Germany will seek to impose a financial transactions tax, minimum tax rates and an EU-wide healthcare system on member nations during its upcoming six-month presidency of the bloc.
The revolving presidency of the Council of the European Union allows individual countries to set the EU’s agenda during the six months of their stint.
German chancellor Angela Merkel said today her country’s presidency, which begins in July, will be “clearly dominated by the issue of combating the pandemic and its consequences”.
She said this would include promoting a European health care system for all member states, a financial transaction tax, minimum tax rates and a joint carbon emissions trading scheme for planes and ships.
Several think tanks told City A.M. that the UK was fortunate to have avoided Germany’s policy agenda by leaving the EU in January.

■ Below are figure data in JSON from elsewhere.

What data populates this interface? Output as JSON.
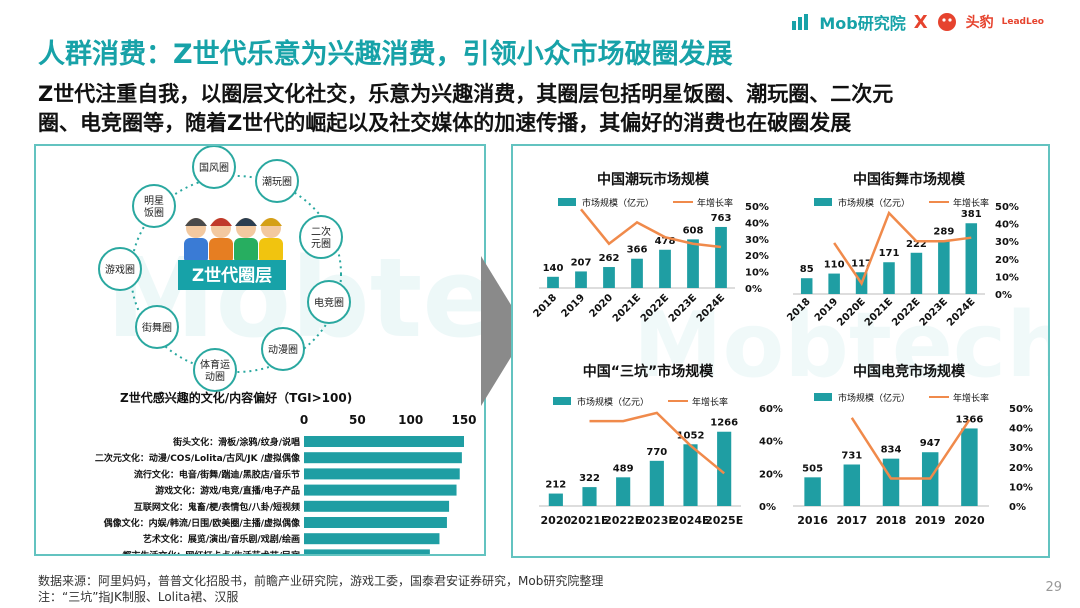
{
  "page": {
    "title": "人群消费：Z世代乐意为兴趣消费，引领小众市场破圈发展",
    "subtitle_line1": "Z世代注重自我，以圈层文化社交，乐意为兴趣消费，其圈层包括明星饭圈、潮玩圈、二次元",
    "subtitle_line2": "圈、电竞圈等，随着Z世代的崛起以及社交媒体的加速传播，其偏好的消费也在破圈发展",
    "brand_mob": "Mob研究院",
    "brand_x": "X",
    "brand_toutiao": "头豹",
    "brand_leadleo": "LeadLeo",
    "watermark": "Mobtech",
    "source": "数据来源：阿里妈妈，普普文化招股书，前瞻产业研究院，游戏工委，国泰君安证券研究，Mob研究院整理",
    "note": "注：“三坑”指JK制服、Lolita裙、汉服",
    "page_number": "29"
  },
  "colors": {
    "teal": "#17a2a8",
    "bar": "#1f9ea3",
    "line": "#f08a4b",
    "panel_border": "#63c3c0",
    "circle_border": "#2aa8a0"
  },
  "circles": {
    "center_label": "Z世代圈层",
    "items": [
      "国风圈",
      "潮玩圈",
      "二次元圈",
      "电竞圈",
      "动漫圈",
      "体育运动圈",
      "街舞圈",
      "游戏圈",
      "明星饭圈"
    ]
  },
  "chart_data": [
    {
      "type": "bar",
      "title": "Z世代感兴趣的文化/内容偏好（TGI>100)",
      "orientation": "horizontal",
      "categories": [
        "街头文化：滑板/涂鸦/纹身/说唱",
        "二次元文化：动漫/COS/Lolita/古风/JK /虚拟偶像",
        "流行文化：电音/街舞/踹迪/黑胶店/音乐节",
        "游戏文化：游戏/电竞/直播/电子产品",
        "互联网文化：鬼畜/梗/表情包/八卦/短视频",
        "偶像文化：内娱/韩流/日围/欧美圈/主播/虚拟偶像",
        "艺术文化：展览/演出/音乐剧/戏剧/绘画",
        "都市生活文化：网红打卡点/生活艺术节/民宿"
      ],
      "values": [
        150,
        148,
        146,
        143,
        136,
        134,
        127,
        118
      ],
      "xticks": [
        "0",
        "50",
        "100",
        "150"
      ],
      "xlim": [
        0,
        150
      ]
    },
    {
      "type": "bar+line",
      "title": "中国潮玩市场规模",
      "categories": [
        "2018",
        "2019",
        "2020",
        "2021E",
        "2022E",
        "2023E",
        "2024E"
      ],
      "series": [
        {
          "name": "市场规模（亿元）",
          "type": "bar",
          "values": [
            140,
            207,
            262,
            366,
            478,
            608,
            763
          ]
        },
        {
          "name": "年增长率",
          "type": "line",
          "axis": "right",
          "values": [
            null,
            48,
            27,
            40,
            31,
            27,
            25
          ]
        }
      ],
      "y2ticks": [
        "50%",
        "40%",
        "30%",
        "20%",
        "10%",
        "0%"
      ],
      "y2lim": [
        0,
        50
      ]
    },
    {
      "type": "bar+line",
      "title": "中国街舞市场规模",
      "categories": [
        "2018",
        "2019",
        "2020E",
        "2021E",
        "2022E",
        "2023E",
        "2024E"
      ],
      "series": [
        {
          "name": "市场规模（亿元）",
          "type": "bar",
          "values": [
            85,
            110,
            117,
            171,
            222,
            289,
            381
          ]
        },
        {
          "name": "年增长率",
          "type": "line",
          "axis": "right",
          "values": [
            null,
            29,
            6,
            46,
            30,
            30,
            32
          ]
        }
      ],
      "y2ticks": [
        "50%",
        "40%",
        "30%",
        "20%",
        "10%",
        "0%"
      ],
      "y2lim": [
        0,
        50
      ]
    },
    {
      "type": "bar+line",
      "title": "中国“三坑”市场规模",
      "categories": [
        "2020",
        "2021E",
        "2022E",
        "2023E",
        "2024E",
        "2025E"
      ],
      "series": [
        {
          "name": "市场规模（亿元）",
          "type": "bar",
          "values": [
            212,
            322,
            489,
            770,
            1052,
            1266
          ]
        },
        {
          "name": "年增长率",
          "type": "line",
          "axis": "right",
          "values": [
            null,
            52,
            52,
            57,
            37,
            20
          ]
        }
      ],
      "y2ticks": [
        "60%",
        "40%",
        "20%",
        "0%"
      ],
      "y2lim": [
        0,
        60
      ]
    },
    {
      "type": "bar+line",
      "title": "中国电竞市场规模",
      "categories": [
        "2016",
        "2017",
        "2018",
        "2019",
        "2020"
      ],
      "series": [
        {
          "name": "市场规模（亿元）",
          "type": "bar",
          "values": [
            505,
            731,
            834,
            947,
            1366
          ]
        },
        {
          "name": "年增长率",
          "type": "line",
          "axis": "right",
          "values": [
            null,
            45,
            14,
            14,
            44
          ]
        }
      ],
      "y2ticks": [
        "50%",
        "40%",
        "30%",
        "20%",
        "10%",
        "0%"
      ],
      "y2lim": [
        0,
        50
      ]
    }
  ]
}
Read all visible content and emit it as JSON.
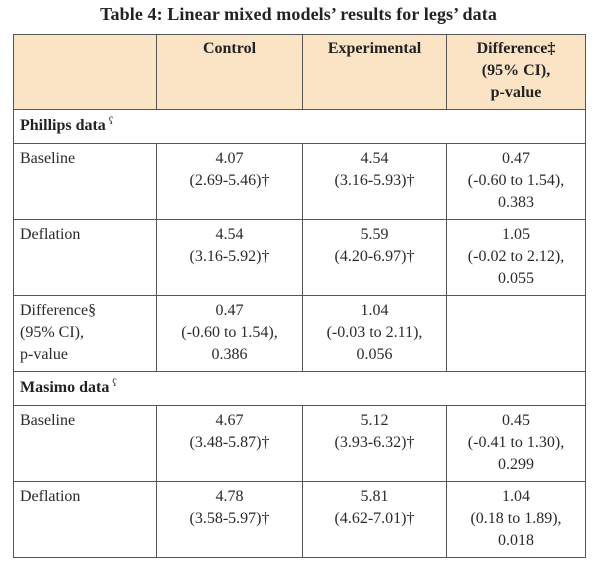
{
  "caption": "Table 4: Linear mixed models’ results for legs’ data",
  "header": {
    "col0": "",
    "col1": "Control",
    "col2": "Experimental",
    "col3_lines": [
      "Difference‡",
      "(95% CI),",
      "p-value"
    ]
  },
  "sections": [
    {
      "title": "Phillips data",
      "mark": "ʕ",
      "rows": [
        {
          "label_lines": [
            "Baseline"
          ],
          "c1": [
            "4.07",
            "(2.69-5.46)†"
          ],
          "c2": [
            "4.54",
            "(3.16-5.93)†"
          ],
          "c3": [
            "0.47",
            "(-0.60 to 1.54),",
            "0.383"
          ]
        },
        {
          "label_lines": [
            "Deflation"
          ],
          "c1": [
            "4.54",
            "(3.16-5.92)†"
          ],
          "c2": [
            "5.59",
            "(4.20-6.97)†"
          ],
          "c3": [
            "1.05",
            "(-0.02 to 2.12),",
            "0.055"
          ]
        },
        {
          "label_lines": [
            "Difference§",
            "(95% CI),",
            "p-value"
          ],
          "c1": [
            "0.47",
            "(-0.60 to 1.54),",
            "0.386"
          ],
          "c2": [
            "1.04",
            "(-0.03 to 2.11),",
            "0.056"
          ],
          "c3": []
        }
      ]
    },
    {
      "title": "Masimo data",
      "mark": "ʕ",
      "rows": [
        {
          "label_lines": [
            "Baseline"
          ],
          "c1": [
            "4.67",
            "(3.48-5.87)†"
          ],
          "c2": [
            "5.12",
            "(3.93-6.32)†"
          ],
          "c3": [
            "0.45",
            "(-0.41 to 1.30),",
            "0.299"
          ]
        },
        {
          "label_lines": [
            "Deflation"
          ],
          "c1": [
            "4.78",
            "(3.58-5.97)†"
          ],
          "c2": [
            "5.81",
            "(4.62-7.01)†"
          ],
          "c3": [
            "1.04",
            "(0.18 to 1.89),",
            "0.018"
          ]
        }
      ]
    }
  ],
  "colors": {
    "header_bg": "#fbe3c5",
    "border": "#555555"
  }
}
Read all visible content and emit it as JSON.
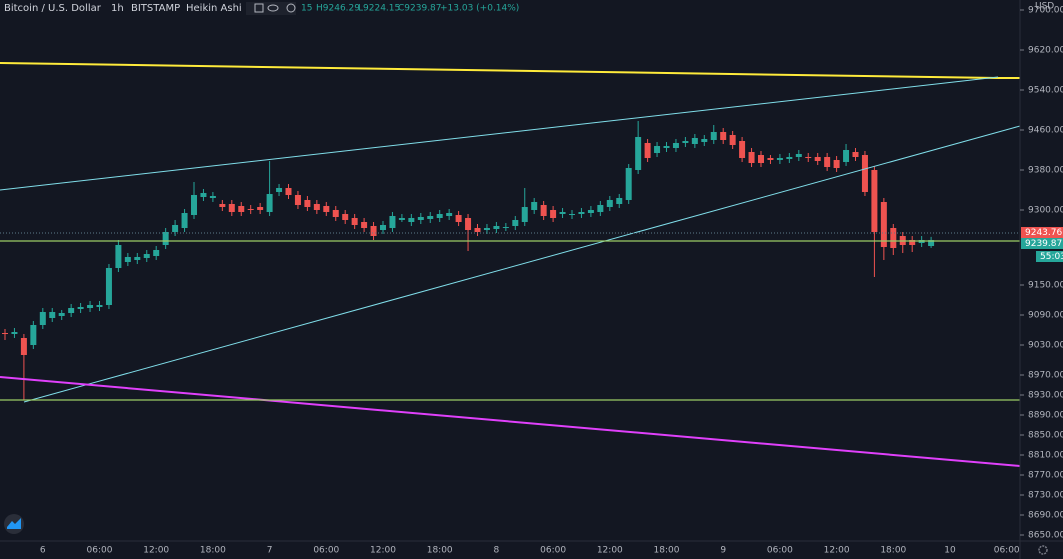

Head of business at the Centre for Policy Studies Nick King said it was “a relief for UK businesses that they won’t apply here”.
Adam Smith Institute head of research Matthew Lesh said: “We have rightly thrown our economy into the ICU to protect lives — the last thing we should do is strangle the patient before they have time to recover.
“These proposals would actively discourage everything we now need – a thriving economy in which companies employ and transact.
“A financial transaction tax that undermines the business activity we now need would be disastrous.”
Victoria Hewson, head of regulatory affairs at the Institute for Economic Affairs, said the proposals underline the importance for the UK to have “regulatory autonomy” from the EU.
“A financial transaction tax has been on the EU agenda for a while,” she said.
“Without the tax applying to transactions in the City of London it is unclear how much revenue such a tax would raise in the EU, especially if it encourages more business to move out of the EU, which would clearly be seriously counterproductive to any post-coronavirus recovery.”